I trained my model with some specific 2 lakhs of parallel sentences. The corpus has good long sentences. When I am testing those sentences which are related to my training data domain I am getting good result even for longer sentences(probably because my training corpus is also composed of long sentences). But one thing I dont understand is why my model is not able is not able to translate some very basic sentences like Where are you going? What is my name? etc. Surely, these vocabulary will be there in the training data if not the whole sentences. Any particular reason for such behaviour
I recommend using translation memory.
There’s nothing like TR when you process short sentences.
could please elaborate about it.
Translation Memories (TMs) are databases of paired sentences that have been pre-translated. During the translation process, TM entries are matched with sentences in the source text.
It’s a database that translates things like short dialog sentences in advance.
What Park suggests is if you are developing a complete system that offers translation, you can check in a Translation Memory (basically your original dataset as source and target segments) first to see if the sentence to be translated (short, long, or whatever) is available as is. In this case, you might need to use some similarity/matching algorithm like Edit Distance to match also fuzzy matches that are slightly different than the source. This is a brilliant solution, and many MT professionals use similar solutions, but maybe it is not your question.

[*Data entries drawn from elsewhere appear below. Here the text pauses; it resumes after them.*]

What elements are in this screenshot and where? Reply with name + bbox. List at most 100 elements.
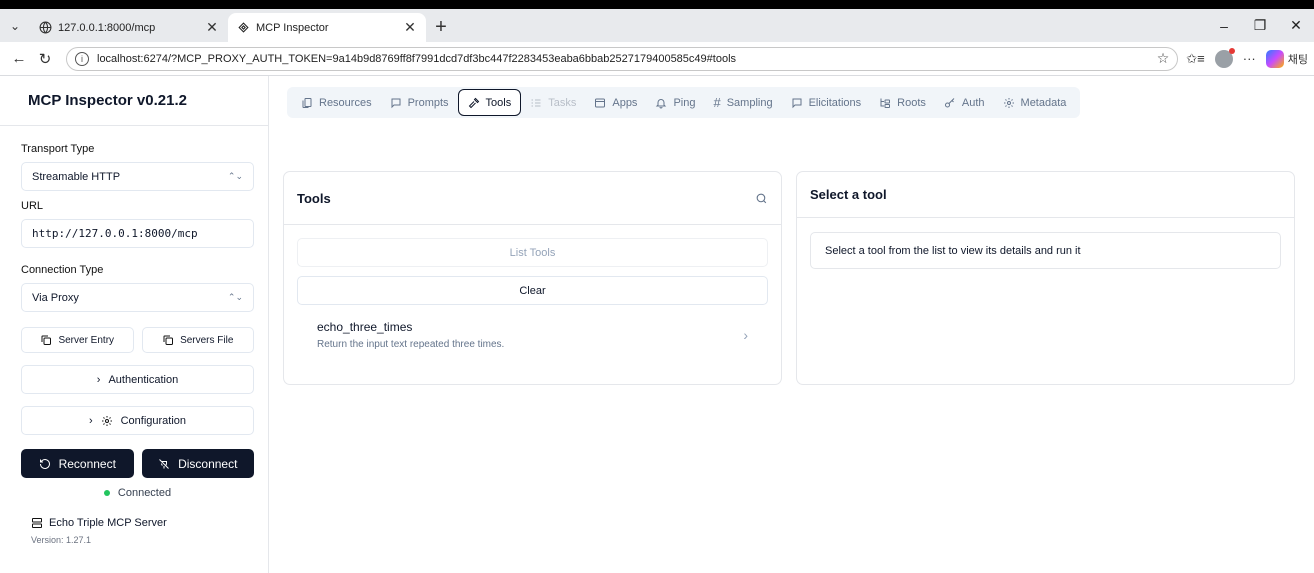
window-top-strip — [0, 0, 1314, 9]
new-tab-plus-icon[interactable]: + — [426, 13, 456, 42]
message-icon — [792, 98, 802, 108]
gear-icon — [1003, 97, 1014, 108]
tab-label: Tasks — [548, 96, 577, 109]
profile-avatar[interactable] — [1214, 47, 1235, 68]
bell-icon — [656, 98, 667, 108]
copy-icon — [41, 335, 52, 345]
list-item[interactable]: echo_three_times Return the input text r… — [297, 320, 768, 350]
tab-label: Auth — [961, 96, 985, 109]
tab-apps[interactable]: Apps — [585, 89, 646, 116]
tab-label: Resources — [319, 96, 372, 109]
favorites-list-icon[interactable]: ✩≡ — [1186, 51, 1204, 67]
inspector-app: MCP Inspector v0.21.2 Transport Type Str… — [0, 76, 1314, 573]
disconnect-button[interactable]: Disconnect — [141, 449, 254, 478]
more-menu-icon[interactable]: ··· — [1243, 51, 1256, 66]
tool-description: Return the input text repeated three tim… — [317, 339, 505, 350]
tab-roots[interactable]: Roots — [870, 89, 935, 116]
main-tab-list: Resources Prompts Tools Tasks Apps Ping — [287, 87, 1081, 118]
key-icon — [944, 97, 955, 107]
chevron-updown-icon: ⌃⌄ — [227, 171, 243, 181]
connection-type-select[interactable]: Via Proxy ⌃⌄ — [21, 283, 254, 312]
clear-button[interactable]: Clear — [297, 276, 768, 305]
browser-tab-inspector-endpoint[interactable]: 127.0.0.1:8000/mcp ✕ — [30, 13, 228, 42]
browser-tab-bar: ⌄ 127.0.0.1:8000/mcp ✕ MCP Inspector ✕ +… — [0, 9, 1314, 42]
refresh-icon — [39, 458, 50, 469]
tool-detail-title: Select a tool — [810, 187, 887, 202]
browser-tab-mcp-inspector[interactable]: MCP Inspector ✕ — [228, 13, 426, 42]
tools-panel-header: Tools — [284, 172, 781, 225]
close-tab-icon[interactable]: ✕ — [204, 19, 220, 36]
chevron-right-icon: › — [743, 327, 748, 343]
reconnect-label: Reconnect — [58, 456, 116, 471]
configuration-toggle[interactable]: › Configuration — [21, 406, 254, 435]
minimize-icon[interactable]: – — [1206, 9, 1242, 42]
tab-ping[interactable]: Ping — [646, 89, 704, 116]
files-icon — [302, 97, 312, 108]
sidebar: MCP Inspector v0.21.2 Transport Type Str… — [0, 76, 269, 573]
list-icon — [531, 99, 541, 106]
tab-label: Elicitations — [808, 96, 862, 109]
server-entry-label: Server Entry — [58, 334, 115, 346]
main-panel: Resources Prompts Tools Tasks Apps Ping — [269, 76, 1314, 573]
server-entry-button[interactable]: Server Entry — [21, 327, 134, 353]
address-input[interactable]: i localhost:6274/?MCP_PROXY_AUTH_TOKEN=9… — [66, 46, 1179, 71]
tab-title: 127.0.0.1:8000/mcp — [58, 21, 156, 34]
url-field[interactable]: http://127.0.0.1:8000/mcp — [21, 219, 254, 248]
disconnect-label: Disconnect — [178, 456, 238, 471]
servers-file-button[interactable]: Servers File — [141, 327, 254, 353]
connection-type-label: Connection Type — [21, 264, 104, 276]
app-title: MCP Inspector v0.21.2 — [0, 76, 268, 126]
close-tab-icon[interactable]: ✕ — [402, 19, 418, 36]
tool-name: echo_three_times — [317, 320, 413, 334]
tools-panel-title: Tools — [297, 190, 331, 206]
back-arrow-icon[interactable]: ← — [6, 50, 32, 67]
unplug-icon — [159, 458, 169, 469]
tab-metadata[interactable]: Metadata — [994, 89, 1076, 116]
copilot-label: 채팅 — [1287, 53, 1308, 66]
list-tools-button[interactable]: List Tools — [297, 238, 768, 267]
message-icon — [391, 98, 401, 108]
folder-tree-icon — [880, 98, 891, 108]
server-name: Echo Triple MCP Server — [49, 517, 167, 529]
mcp-icon — [236, 21, 250, 35]
tab-label: Prompts — [407, 96, 449, 109]
tool-detail-panel: Select a tool Select a tool from the lis… — [796, 171, 1295, 385]
restore-icon[interactable]: ❐ — [1242, 9, 1278, 42]
tab-auth[interactable]: Auth — [935, 89, 994, 116]
close-window-icon[interactable]: ✕ — [1278, 9, 1314, 42]
app-window-icon — [595, 98, 606, 107]
servers-file-label: Servers File — [180, 334, 234, 346]
address-bar-row: ← ↻ i localhost:6274/?MCP_PROXY_AUTH_TOK… — [0, 42, 1314, 76]
tab-tasks[interactable]: Tasks — [521, 89, 585, 116]
transport-type-label: Transport Type — [21, 143, 95, 155]
refresh-icon[interactable]: ↻ — [32, 50, 58, 68]
status-dot — [103, 490, 110, 497]
window-controls: – ❐ ✕ — [1206, 9, 1314, 42]
copilot-button[interactable]: 채팅 — [1265, 49, 1308, 68]
transport-type-select[interactable]: Streamable HTTP ⌃⌄ — [21, 162, 254, 191]
tab-tools[interactable]: Tools — [457, 89, 522, 116]
reconnect-button[interactable]: Reconnect — [21, 449, 134, 478]
transport-type-value: Streamable HTTP — [32, 170, 121, 183]
tab-actions-chevron-icon[interactable]: ⌄ — [0, 9, 30, 42]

Your question is how to solve this in OpenNMT. As you said, as your model is trained on long sentences, it gives good translations with long sentences. So simply the solution to get good translations with short sentences is to add shorter sentences (maybe split from longer ones) to your training dataset. When I did that, I got better translations for shorter sentences, but when I exaggerated in adding too many short phrases (I extracted several possibilities), some translations included unnecessary words and the overall BLEU was lower. So to conclude, you need short sentences/phrases in your training dataset; however, do not exaggerate by adding too many short sentences that are much more than the original number of long sentences, especially if your domain usually has more long sentences than short ones. It is a tradeoff; so you have to identify your priorities.
If you want to add more short sentence pairs from another corpus, then you could try to treat it as multi-domain adaption. First try to add labeled, short sentences to your existing model. Perhaps it will increase the translation quality of longer sentences with no label through parameter sharing.